Oslo City Artist Prize
For 2018, Pride Art received the Oslo City Artist Award for its work. The justification stated:
«Pride Art is Norway's largest and most important queer exhibition. Pride Art is an ideal and voluntary cultural group (…) and an important and distinctive contribution to Oslo and the country's cultural image where diversity, solidarity and inclusion are central. Pride Art expands, explores, challenges and enriches the capital and is an important contributor to creating space for everyone to live their own lives. They do this through openness and the unique tool art constitutes in the fight against discrimination and prejudice. The exhibitions give us an increased understanding of the lives and reality of queer people and contribute to changes in attitudes and are important for Oslo in its work to create an inclusive, warm and generous city. "

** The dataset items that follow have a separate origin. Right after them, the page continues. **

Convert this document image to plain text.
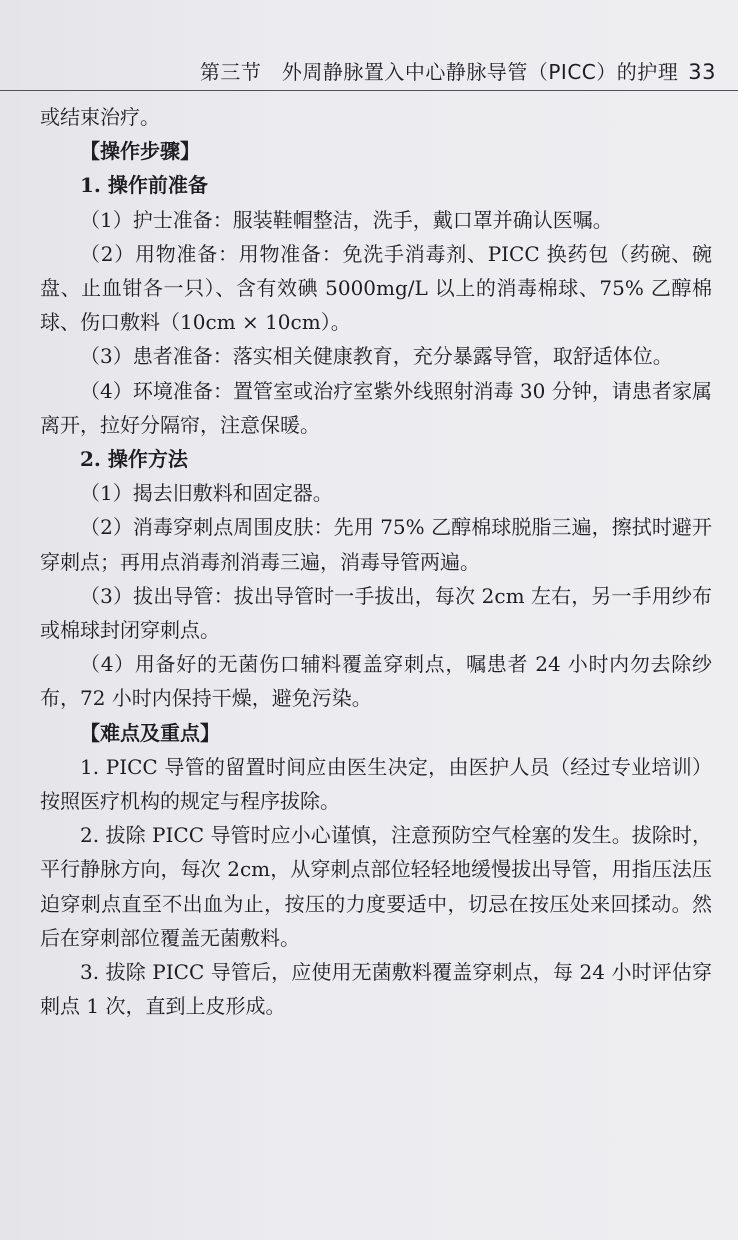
第三节　外周静脉置入中心静脉导管（PICC）的护理 33

或结束治疗。

【操作步骤】

1. 操作前准备

（1）护士准备：服装鞋帽整洁，洗手，戴口罩并确认医嘱。

（2）用物准备：用物准备：免洗手消毒剂、PICC 换药包（药碗、碗盘、止血钳各一只）、含有效碘 5000mg/L 以上的消毒棉球、75% 乙醇棉球、伤口敷料（10cm × 10cm）。

（3）患者准备：落实相关健康教育，充分暴露导管，取舒适体位。

（4）环境准备：置管室或治疗室紫外线照射消毒 30 分钟，请患者家属离开，拉好分隔帘，注意保暖。

2. 操作方法

（1）揭去旧敷料和固定器。

（2）消毒穿刺点周围皮肤：先用 75% 乙醇棉球脱脂三遍，擦拭时避开穿刺点；再用点消毒剂消毒三遍，消毒导管两遍。

（3）拔出导管：拔出导管时一手拔出，每次 2cm 左右，另一手用纱布或棉球封闭穿刺点。

（4）用备好的无菌伤口辅料覆盖穿刺点，嘱患者 24 小时内勿去除纱布，72 小时内保持干燥，避免污染。

【难点及重点】

1. PICC 导管的留置时间应由医生决定，由医护人员（经过专业培训）按照医疗机构的规定与程序拔除。

2. 拔除 PICC 导管时应小心谨慎，注意预防空气栓塞的发生。拔除时，平行静脉方向，每次 2cm，从穿刺点部位轻轻地缓慢拔出导管，用指压法压迫穿刺点直至不出血为止，按压的力度要适中，切忌在按压处来回揉动。然后在穿刺部位覆盖无菌敷料。

3. 拔除 PICC 导管后，应使用无菌敷料覆盖穿刺点，每 24 小时评估穿刺点 1 次，直到上皮形成。
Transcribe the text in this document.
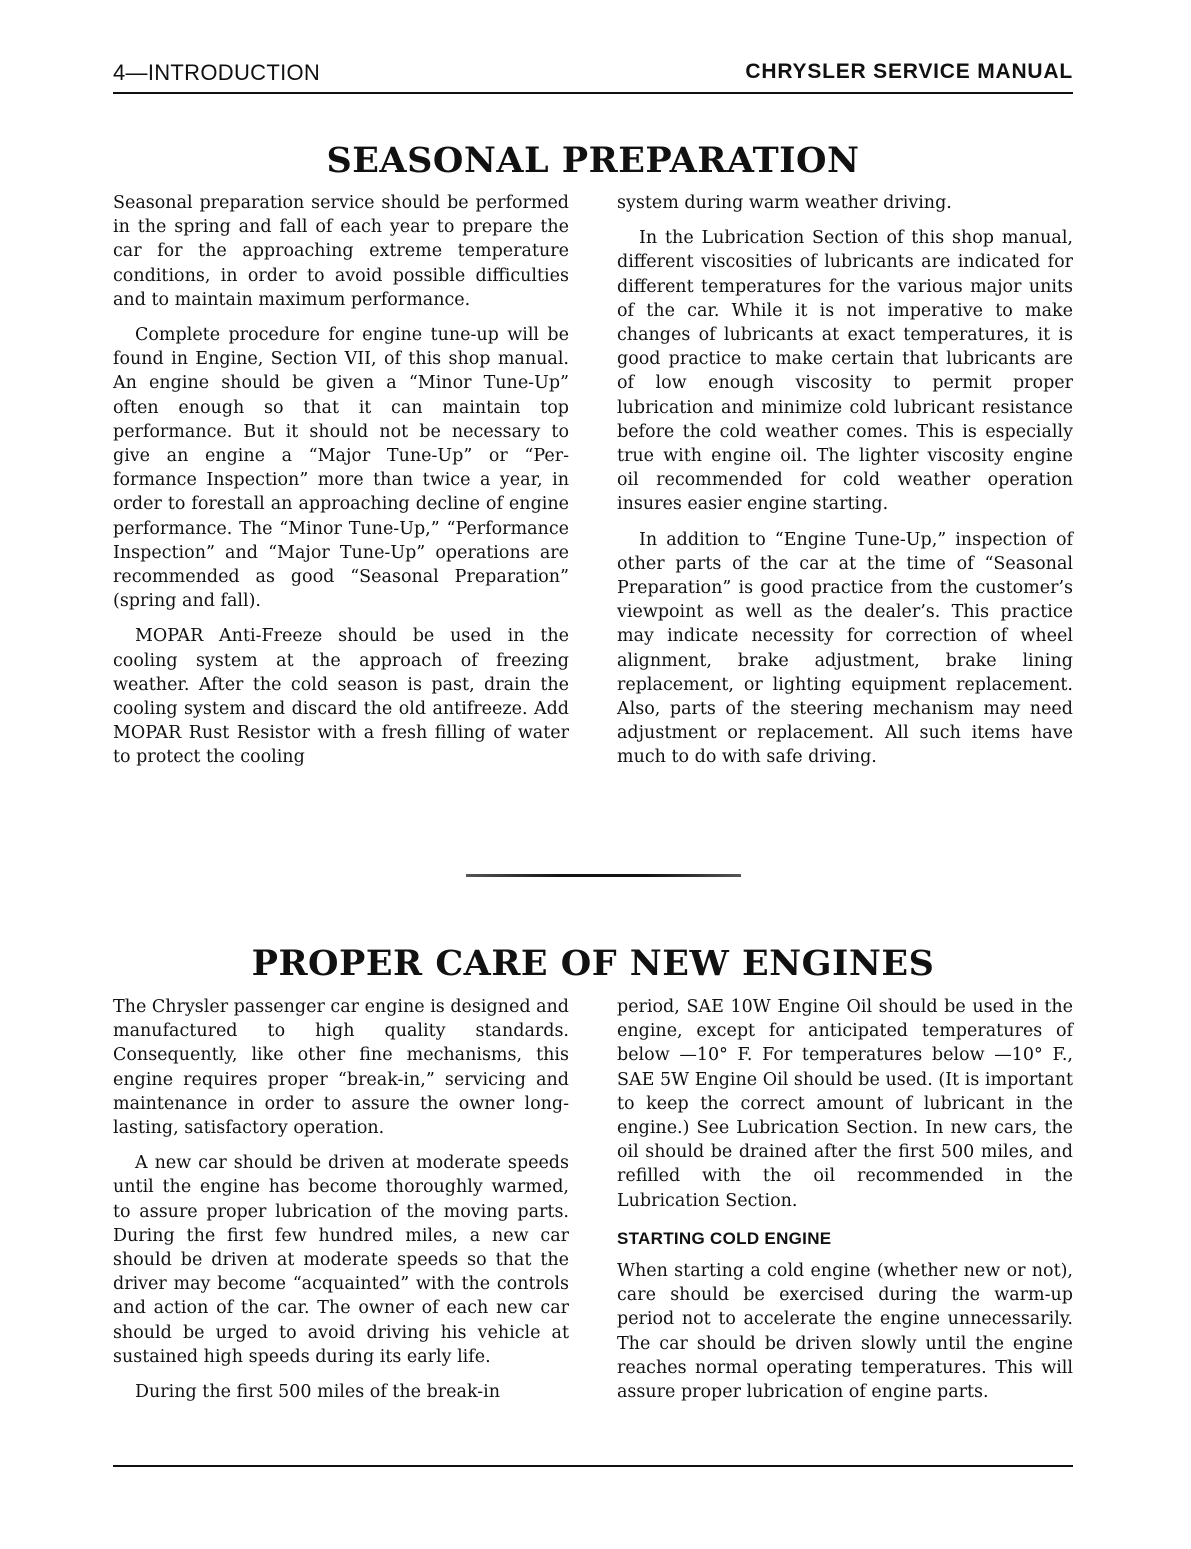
4—INTRODUCTION	CHRYSLER SERVICE MANUAL
SEASONAL PREPARATION

Seasonal preparation service should be performed in the spring and fall of each year to prepare the car for the approaching extreme temperature conditions, in order to avoid possible difficulties and to maintain maximum performance.

Complete procedure for engine tune-up will be found in Engine, Section VII, of this shop manual. An engine should be given a “Minor Tune-Up” often enough so that it can maintain top performance. But it should not be necessary to give an engine a “Major Tune-Up” or “Performance Inspection” more than twice a year, in order to forestall an approaching decline of engine performance. The “Minor Tune-Up,” “Performance Inspection” and “Major Tune-Up” operations are recommended as good “Seasonal Preparation” (spring and fall).

MOPAR Anti-Freeze should be used in the cooling system at the approach of freezing weather. After the cold season is past, drain the cooling system and discard the old antifreeze. Add MOPAR Rust Resistor with a fresh filling of water to protect the cooling

system during warm weather driving.

In the Lubrication Section of this shop manual, different viscosities of lubricants are indicated for different temperatures for the various major units of the car. While it is not imperative to make changes of lubricants at exact temperatures, it is good practice to make certain that lubricants are of low enough viscosity to permit proper lubrication and minimize cold lubricant resistance before the cold weather comes. This is especially true with engine oil. The lighter viscosity engine oil recommended for cold weather operation insures easier engine starting.

In addition to “Engine Tune-Up,” inspection of other parts of the car at the time of “Seasonal Preparation” is good practice from the customer’s viewpoint as well as the dealer’s. This practice may indicate necessity for correction of wheel alignment, brake adjustment, brake lining replacement, or lighting equipment replacement. Also, parts of the steering mechanism may need adjustment or replacement. All such items have much to do with safe driving.

PROPER CARE OF NEW ENGINES

The Chrysler passenger car engine is designed and manufactured to high quality standards. Consequently, like other fine mechanisms, this engine requires proper “break-in,” servicing and maintenance in order to assure the owner long-lasting, satisfactory operation.

A new car should be driven at moderate speeds until the engine has become thoroughly warmed, to assure proper lubrication of the moving parts. During the first few hundred miles, a new car should be driven at moderate speeds so that the driver may become “acquainted” with the controls and action of the car. The owner of each new car should be urged to avoid driving his vehicle at sustained high speeds during its early life.

During the first 500 miles of the break-in

period, SAE 10W Engine Oil should be used in the engine, except for anticipated temperatures of below —10° F. For temperatures below —10° F., SAE 5W Engine Oil should be used. (It is important to keep the correct amount of lubricant in the engine.) See Lubrication Section. In new cars, the oil should be drained after the first 500 miles, and refilled with the oil recommended in the Lubrication Section.

STARTING COLD ENGINE

When starting a cold engine (whether new or not), care should be exercised during the warm-up period not to accelerate the engine unnecessarily. The car should be driven slowly until the engine reaches normal operating temperatures. This will assure proper lubrication of engine parts.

Article in Blikk about the artist award
Audience award
Audience Award 2021
Congratulations to Hui Ma for the Pride art Public's favorite award 2021 for her artwork «Paradise Lust»! See the whole scroll here: https://huimaillustration.com/Paradise-Lust-II
Audience Award 2019
The exhibition in 2019 "I Fought - Therefore I Am" was visited by 25 000 people in 10 days. The audience named Vincent Langaard's painting «Football Porn» the audience award of the year.
Audience Award 2018
The exhibition "SHAMELESS" during Oslo Pride in 2018 was visited by 15 000 people in 10 days. The audience award went to Marc Kiska's work «Conversion Therapy». The work refers to the debate about conversion therapy, sexual reorientation therapy or so-called "homotherapy" and the fight to get a ban. In 2021, we have not yet received a ban on treatments that will change the sexual orientation of LGBT + people and as "undesirable attitudes" to "heterosexual feelings and sexuality".
Skeive Kunstneres Honorary Award 2018
Øyvind Rauset received Skeive Kunstneres honorary award for the pioneering work he did with Ane Reppe in the 80s; a fiery soul and spearhead for queer art entered the public space at a time when this required great courage and passion as an artist to present himself and his art as queer.